Coupled with the president's remarks about what NFL owners should do to their players who kneel during the national anthem - which led to a league-wide show of solidarity by players and many owners on Sunday - the world of athletics has been thrown smack into the middle of the political stage.
Enter Wings defenseman Trevor Daley, a Toronto native who is also black.
Daley signed as a free agent with the Wings in July after being a member of the Penguins' back-to-back Stanley Cup teams.
And since the Penguins announced they would accept their White House invitation, Daley was asked if he would be a part of the Penguins' ensemble in Washington D.C.
"No," Daley said. "I'm not sure when they're going. I haven't really been following that too much. I really don't know how to comment on it. If I was a part of that team, I'd be doing whatever the team's doing."
Being a Canadian, Daley was hesitant to comment on what is going on between Trump and the NFL.
"I think everybody is entitled to their own voice," Daley said. "It's just something that I'm not into, that politics stuff. I like to play hockey.
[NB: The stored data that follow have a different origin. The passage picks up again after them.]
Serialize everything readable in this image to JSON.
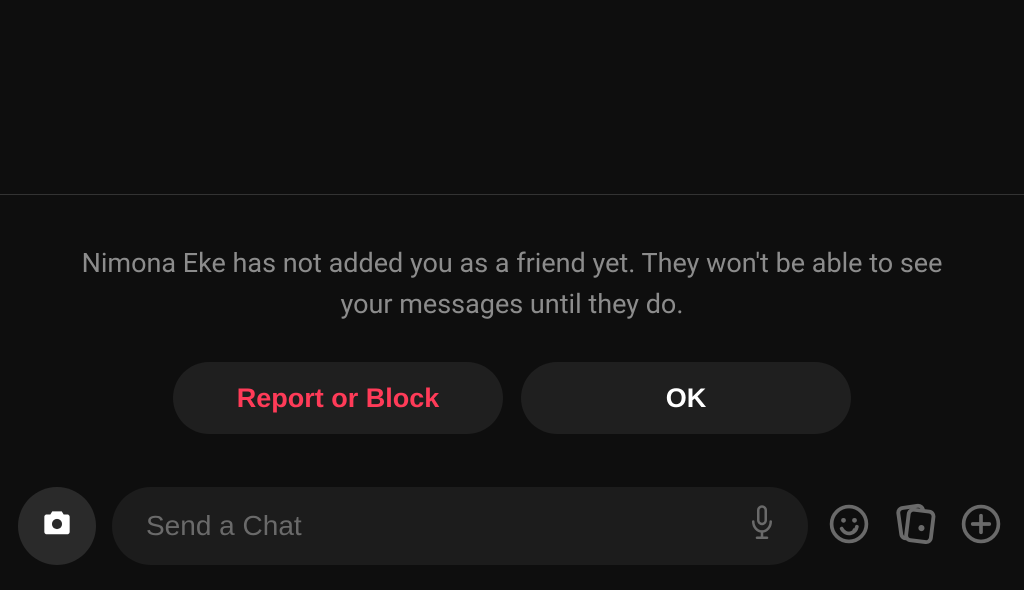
{
  "notice": {
    "text": "Nimona Eke has not added you as a friend yet. They won't be able to see your messages until they do."
  },
  "buttons": {
    "report": "Report or Block",
    "ok": "OK"
  },
  "input": {
    "placeholder": "Send a Chat"
  }
}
I'm good at that, so I try to stick to what I'm good at."
He does realize that hockey has an issue with diversity and he would like to see more black players, but he is encouraged when he looks at hockey's next generation of players; he sees a more diverse collection of athletes.
When Daly was asked what he would say to black hockey fans, especially in Detroit, a predominantly black city, about the Penguins choosing to go to the White House, his answer was honest and heartfelt.
"I feel that hockey players, we do what we're told a lot and yeah, if the team wants us to do something, we're going to do it regardless of what your faiths are," Daley said. "When you win a Stanley Cup, I guess part of winning the Cup is to go visit the White House, regardless of who's there that you like or you dislike.
"There's a whole part of going into the White House that's pretty cool. We got to do it last year. It was an amazing experience, going to the White House and just seeing the everyday activities that go on there. It was a pretty cool experience just to say you went to the White House.
"As a champion, part of being a champion is you go to the White House. I think that's a tradition around the league in sports. I think that's why those guys (the Penguins) decided to go.
"I've already been, so I don't know if it would mean that much this time. To go and leave my team, to have a day away from them - I'm on a different team now. It's kind of like a different situation.
"I'm going to the ring ceremony in a couple of days. This year, I'm just going to do the ring thing. If it did work out (his schedule allowing him to go to the White House), I don't know. I would have to discuss it with the Red Wings first and then go from there."
Daley said the ring ceremony will be held next Monday, Oct. 2.